| Here's another one: "In 2012, Google arrived on the list of top-spending Washington, D.C., lobbyists—a list typically stalked exclusively by the U.S. Chamber of Commerce, military contractors, and the petro-carbon leviathans. Google entered the rankings above military aerospace giant Lockheed Martin, with a total of $18.2 million spent in 2012 to Lockheed’s $15.3 million. Boeing, the military contractor that absorbed McDonnell Douglas in 1997, also came below Google, at $15.6 million spent, as did Northrop Grumman at $17.5 million." If you follow the supplied link to the lobbyist spending database, you find that the fiendish "National Association of Realtors" spent way more than Google and LockMart put together.
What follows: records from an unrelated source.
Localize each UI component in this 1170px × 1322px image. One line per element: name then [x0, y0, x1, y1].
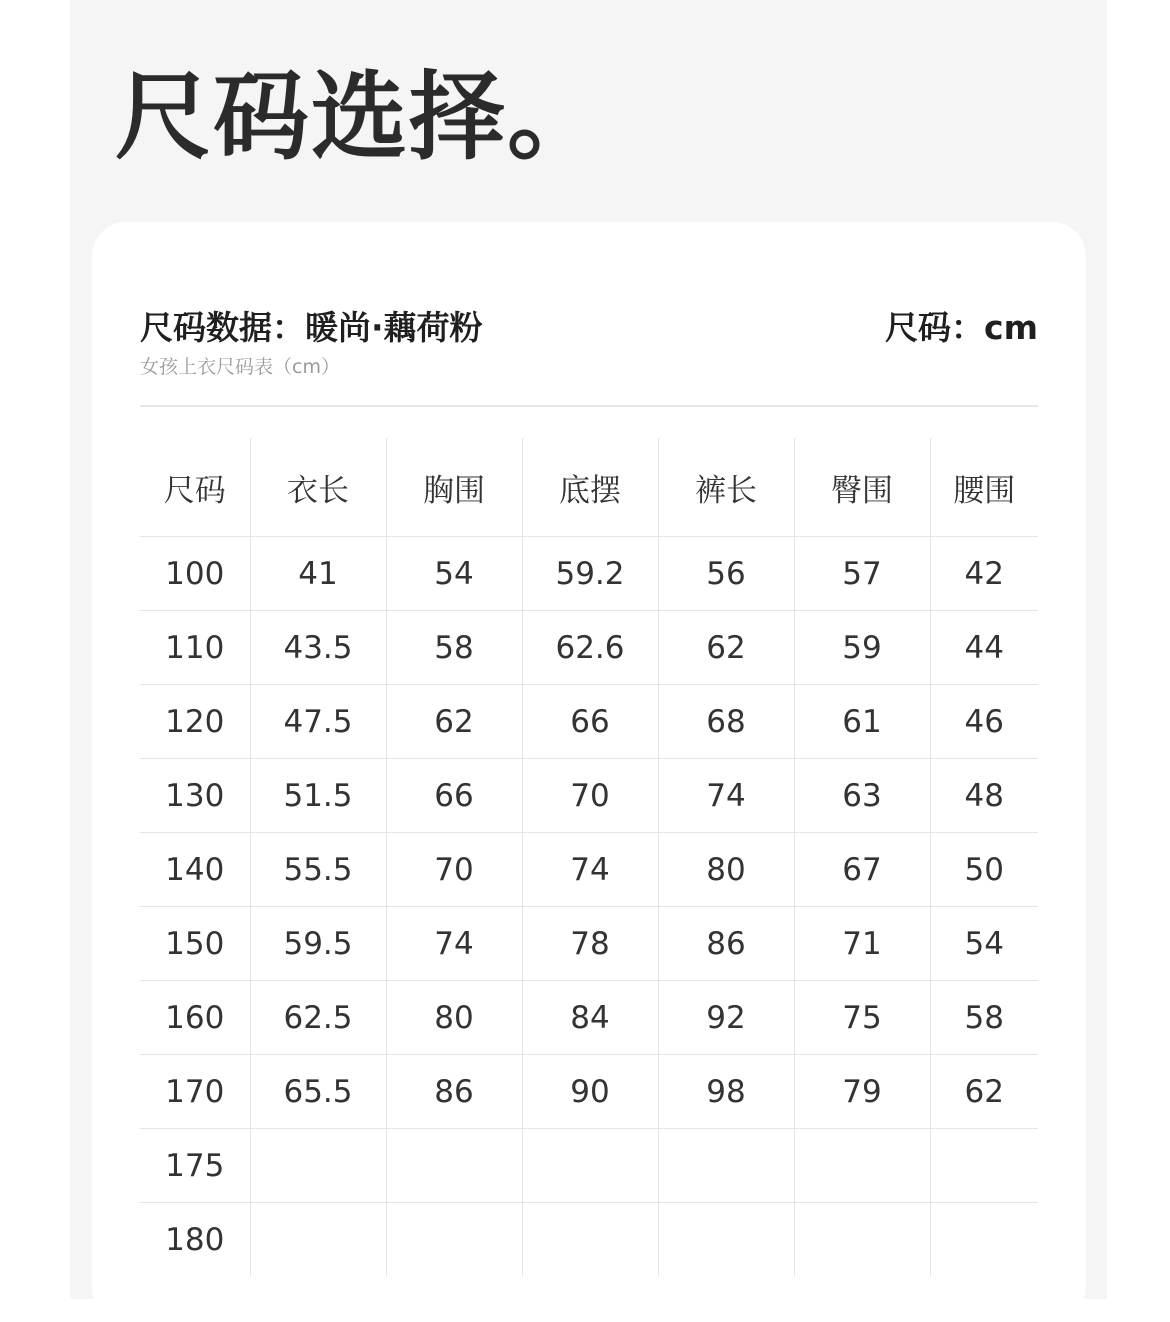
cell-size: 100: [140, 537, 250, 611]
cell-waist: [930, 1203, 1038, 1277]
header-divider: [140, 405, 1038, 407]
table-row: [140, 833, 1038, 907]
size-guide-page: [70, 0, 1107, 1299]
cell-length: 62.5: [250, 981, 386, 1055]
cell-size: 170: [140, 1055, 250, 1129]
cell-pants-length: 92: [658, 981, 794, 1055]
cell-waist: 62: [930, 1055, 1038, 1129]
cell-chest: 62: [386, 685, 522, 759]
cell-hem: 70: [522, 759, 658, 833]
cell-pants-length: 68: [658, 685, 794, 759]
cell-waist: 44: [930, 611, 1038, 685]
cell-chest: 86: [386, 1055, 522, 1129]
cell-chest: [386, 1129, 522, 1203]
cell-hip: 63: [794, 759, 930, 833]
cell-hem: 62.6: [522, 611, 658, 685]
cell-hip: 59: [794, 611, 930, 685]
column-header-size: 尺码: [140, 438, 250, 537]
cell-waist: 42: [930, 537, 1038, 611]
table-row: [140, 1055, 1038, 1129]
cell-pants-length: 80: [658, 833, 794, 907]
cell-size: 180: [165, 1221, 225, 1258]
size-data-title: 尺码数据：暖尚·藕荷粉: [140, 308, 483, 347]
cell-length: 43.5: [250, 611, 386, 685]
cell-hem: [522, 1203, 658, 1277]
cell-chest: 80: [386, 981, 522, 1055]
table-row: [140, 685, 1038, 759]
cell-chest: 70: [386, 833, 522, 907]
cell-hem: 84: [522, 981, 658, 1055]
table-row: [140, 981, 1038, 1055]
cell-length: [250, 1203, 386, 1277]
cell-hem: 90: [522, 1055, 658, 1129]
cell-hem: 59.2: [522, 537, 658, 611]
size-table-subtitle: 女孩上衣尺码表（cm）: [140, 356, 340, 378]
cell-hip: 71: [794, 907, 930, 981]
cell-hip: 57: [794, 537, 930, 611]
column-header-pants-length: 裤长: [658, 438, 794, 537]
cell-size: 120: [140, 685, 250, 759]
cell-hip: 79: [794, 1055, 930, 1129]
cell-length: [250, 1129, 386, 1203]
cell-length: 47.5: [250, 685, 386, 759]
cell-hem: 66: [522, 685, 658, 759]
table-row: [140, 907, 1038, 981]
cell-waist: 58: [930, 981, 1038, 1055]
cell-length: 41: [250, 537, 386, 611]
cell-hip: 61: [794, 685, 930, 759]
cell-waist: 50: [930, 833, 1038, 907]
column-header-length: 衣长: [250, 438, 386, 537]
column-header-waist: 腰围: [930, 438, 1038, 537]
cell-size: 175: [140, 1129, 250, 1203]
page-title: 尺码选择。: [115, 61, 605, 173]
cell-size: 110: [140, 611, 250, 685]
cell-size: 140: [140, 833, 250, 907]
card-header: [140, 306, 1038, 406]
column-header-hip: 臀围: [794, 438, 930, 537]
cell-waist: 46: [930, 685, 1038, 759]
cell-hip: 75: [794, 981, 930, 1055]
cell-pants-length: [658, 1129, 794, 1203]
table-body: [140, 537, 1038, 1277]
cell-length: 65.5: [250, 1055, 386, 1129]
cell-chest: [386, 1203, 522, 1277]
column-header-chest: 胸围: [386, 438, 522, 537]
column-header-hem: 底摆: [522, 438, 658, 537]
cell-hip: 67: [794, 833, 930, 907]
cell-pants-length: [658, 1203, 794, 1277]
cell-size: 160: [140, 981, 250, 1055]
table-row: [140, 759, 1038, 833]
cell-waist: [930, 1129, 1038, 1203]
cell-length: 51.5: [250, 759, 386, 833]
size-table: [140, 438, 1038, 1276]
cell-pants-length: 56: [658, 537, 794, 611]
cell-hem: 74: [522, 833, 658, 907]
cell-waist: 48: [930, 759, 1038, 833]
unit-label: 尺码：cm: [885, 308, 1038, 347]
cell-waist: 54: [930, 907, 1038, 981]
table-row: [140, 1129, 1038, 1203]
size-data-card: [92, 222, 1086, 1322]
cell-hem: 78: [522, 907, 658, 981]
table-row: [140, 1203, 1038, 1277]
table-row: [140, 537, 1038, 611]
cell-length: 55.5: [250, 833, 386, 907]
cell-pants-length: 74: [658, 759, 794, 833]
cell-size: 130: [140, 759, 250, 833]
cell-chest: 74: [386, 907, 522, 981]
cell-pants-length: 62: [658, 611, 794, 685]
cell-chest: 54: [386, 537, 522, 611]
cell-size: 150: [140, 907, 250, 981]
table-row: [140, 611, 1038, 685]
cell-pants-length: 98: [658, 1055, 794, 1129]
cell-hip: [794, 1203, 930, 1277]
cell-hem: [522, 1129, 658, 1203]
cell-chest: 66: [386, 759, 522, 833]
cell-chest: 58: [386, 611, 522, 685]
cell-length: 59.5: [250, 907, 386, 981]
cell-pants-length: 86: [658, 907, 794, 981]
cell-hip: [794, 1129, 930, 1203]
table-header-row: [140, 438, 1038, 537]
The nefarious "American Hospital Association" also outspent Google. Are we to assume that they are even more cryptomilitaryindistrial than Google? No. I'd assume they have legislation in front of Congress. Far simpler. There is a critique of centralization of information within internet corporations and government agencies, but this isn't it. |
Normalized for dollar spend per $1000 in revenue (2012), the % spend on lobbying is:
HP 232%
Facebook 75.6%
Northrop G 69.4%
Yahoo 55.1%
Google 36.3%
Lockheed Martin 32.4%
Boeing 19.1%
Oracle 18.1%
Microsoft 10.9%
IBM 4.6%
Ideally you would want to normalize by revenue from government contracts (like in HP's case), but there isn't really a story to follow here because different companies spend different percentages of their revenue on lobbying.